Le dialogue s’est déroulé d'abord dans les locaux de l’Institut Universitaire Sophia, du mouvement Focolari, situé au village de Loppiano, près de Florence, où les participants furent reçus par le sociologue belge Bernard Callebaut. D’autres symposiums on eu lieu à Catelgandolfo, la résidence d’été du pape, et à Vienne. Au mois de septembre 2018, eut lieu une université d’été conjointe, dans les locaux de l'université de la Mer Egée, situés dans l’ile de Syros, siège d’une traditionnelle communauté catholique. La plupart des documents réunis dans le recueil Europe as a Common sont des présentations faites pendant cette initiative. Au cours de leur cursus, les étudiants, issus des deux courants, ont rédigé ensemble un document, le Manifeste d’Hermoupolis, qui figure aussi dans le livre.

Dans leur introduction, les quatre éditeurs du recueil rappellent que le but du dialogue n’est pas la conversion mutuelle, ni la production d’un syncrétisme, mais dans la recherche du commun sans ignorer les différences fondamentales. Trois interventions initiales servent de point de départ.

Franz Kronreif, du mouvement Focolari, parle de consensus dans la différence et il propose que les repères initiaux du dialogue soient l’Encyclique Laudato Si du pape François et les Thèses sur le Concept d'Histoire de Walter Benjamin. Walter Baier, du réseau Transform, rappelle le besoin pour les marxistes d’une réflexion autocritique sur les crimes commis au nom du socialisme dans l'Union des Républiques Socialistes Soviétiques (URSS). Il trouve dans les écrits de Karl Polanyi des éléments pour une convergence entre le socialisme et le christianisme. Enfin, l’archevêque Angelo Vincenzo Zani, dans un salut adressé à l'université d’été de 2018, rend hommage aux idéaux de justice, de fraternité et de solidarité, des jeunes participants à cette rencontre.

Au cours des dialogues et des débats de l'université d’été, nous avons pu assister à des confrontations entre des points de vue assez opposés, comme par exemple entre Leonce Bekemans, professeur de la chaire Jean Monnet à l'université de Padoue, partisan convaincu de l’Union Européenne réellement existante, et Luciana Castellina, ancienne députée communiste européenne, qui rêve d’une autre Europe, non soumise aux marchés capitalistes. Parfois cependant les interlocuteurs des deux bords ont réussi à élaborer un document commun, comme ce fut le cas de Cornelia Hildebrandt et de Pal Toth, professeur à l’Institut Universitaire de Sophia, sur « une stratégie non-violente dans un monde pluriel ». Il y a aussi la contribution de Petra Steinmair-Pösel, une théologienne liée aux Focolari, en collaboration avec Michael Brie, de la Fondation Rosa Luxemburg de Berlin, sur « les communs, notre terrain commun ».

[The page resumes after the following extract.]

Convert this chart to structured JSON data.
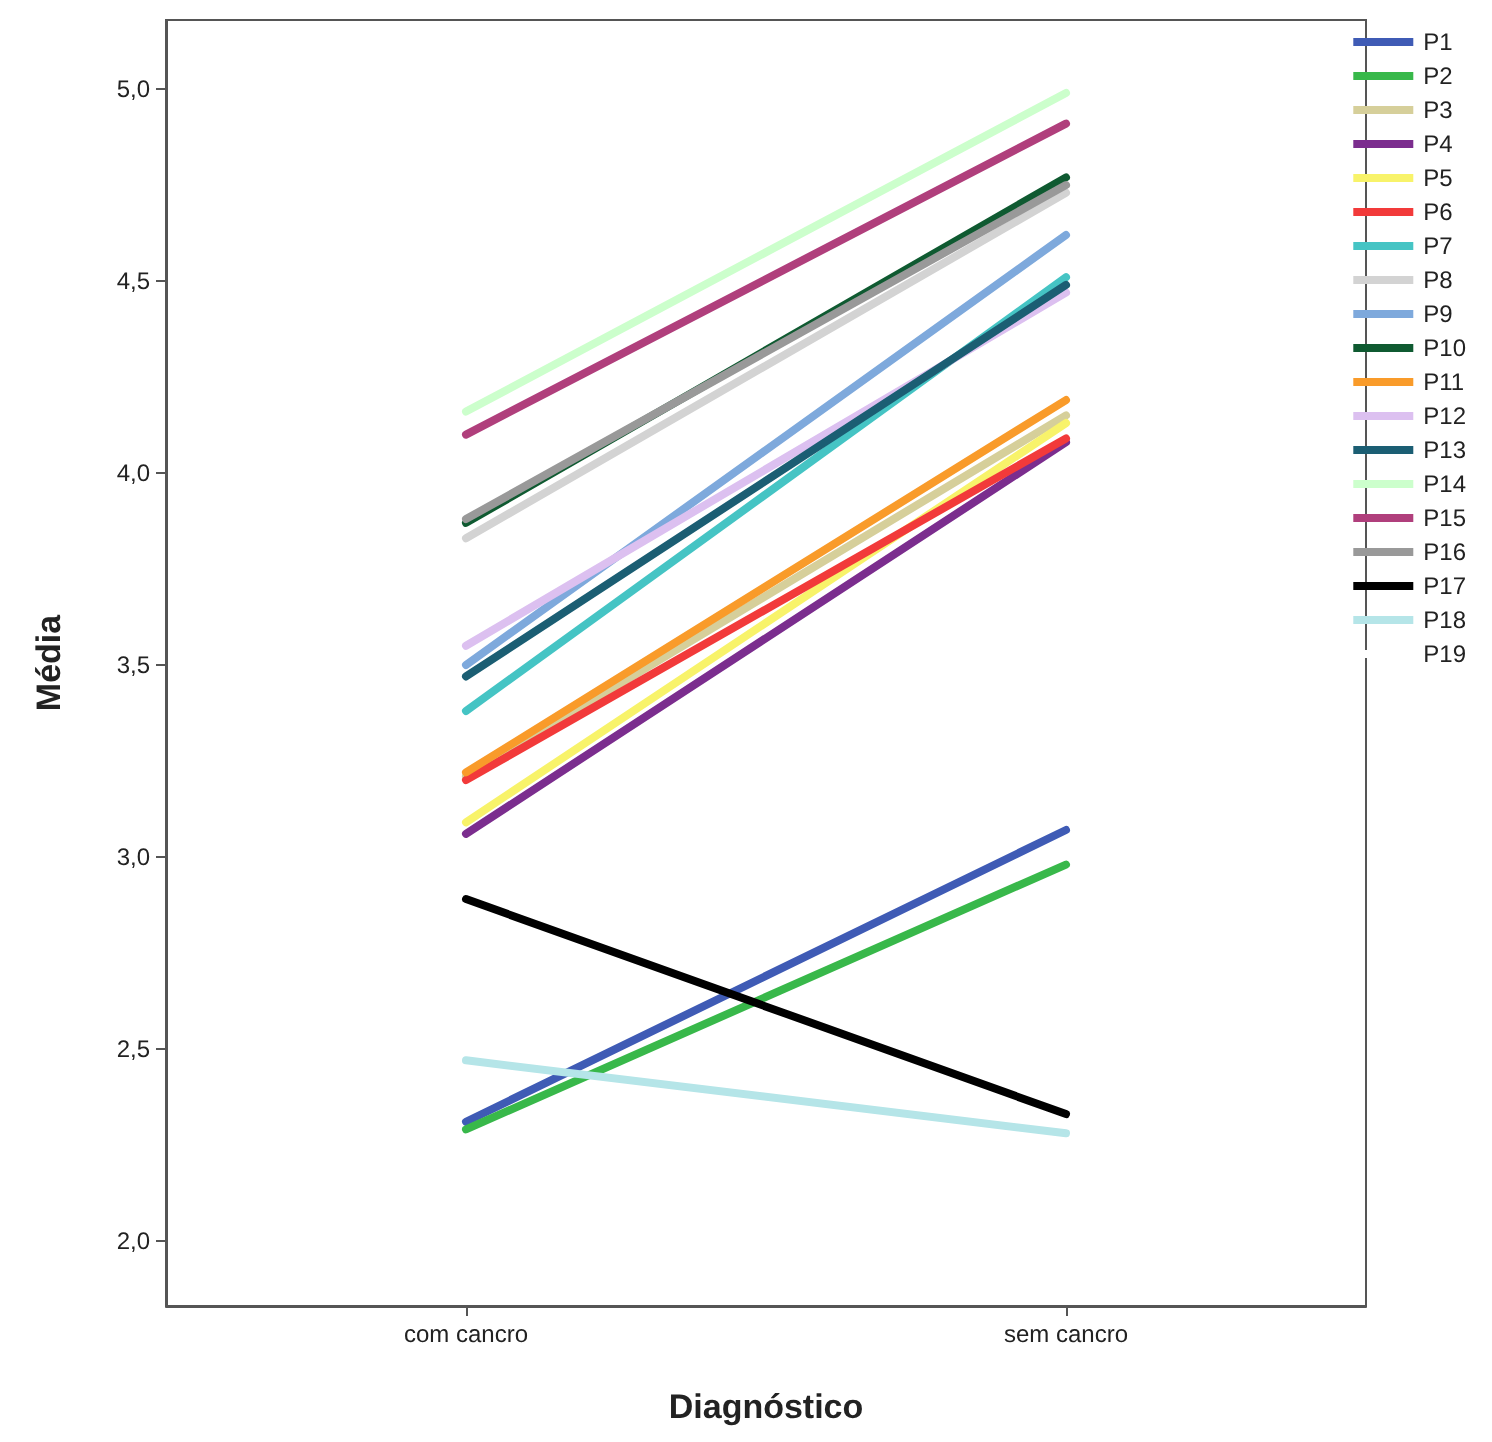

Europe as a Common contient aussi des contributions de Piero Coda, recteur de l’Institut Universitaire de Sophia, de Bernard Callebaut, sociologue de cette même Institution, de Spyros Syropoulos, professeur à l’Université de la Mer Egée, d’Alberto Lo Presti, de l'université catholique Lumsa de Rome, de José Manuel Pureza,  professeur à l'université de Coimbra et député du Bloc de Gauche au parlement portugais, du théologien musulman Adnane Mokrani, un plaidoyer pour un état séculaire comme nécessité religieuse, du psychologue social Thomas Stucke, du politologue colombien Javier Andres Baquero, qui raconte son expérience dans la gestion verte de la ville de Bogota, et de l’auteur de la présente notice. L’ensemble, qui témoigne de la pluralité des perspectives engagées dans cette initiative transversale, est complété par une conférence du pape François sur « l'option préférentielle pour les pauvres, le critère-clé de l’authenticité chrétienne ».

Que conclure de cet itinéraire bibliographique passablement accidenté, qui nous conduit du jeune Karl Marx au pape Jorge Mario Bergoglio ? La seule conclusion est que le rapport entre les marxistes et les chrétiens reste un livre ouvert, dont les prochains chapitres seront rédigés moins à partir des saintes écritures des uns et des autres qu’en réponse aux défis écologiques, sociaux et éthiques du vingt et unième siècle.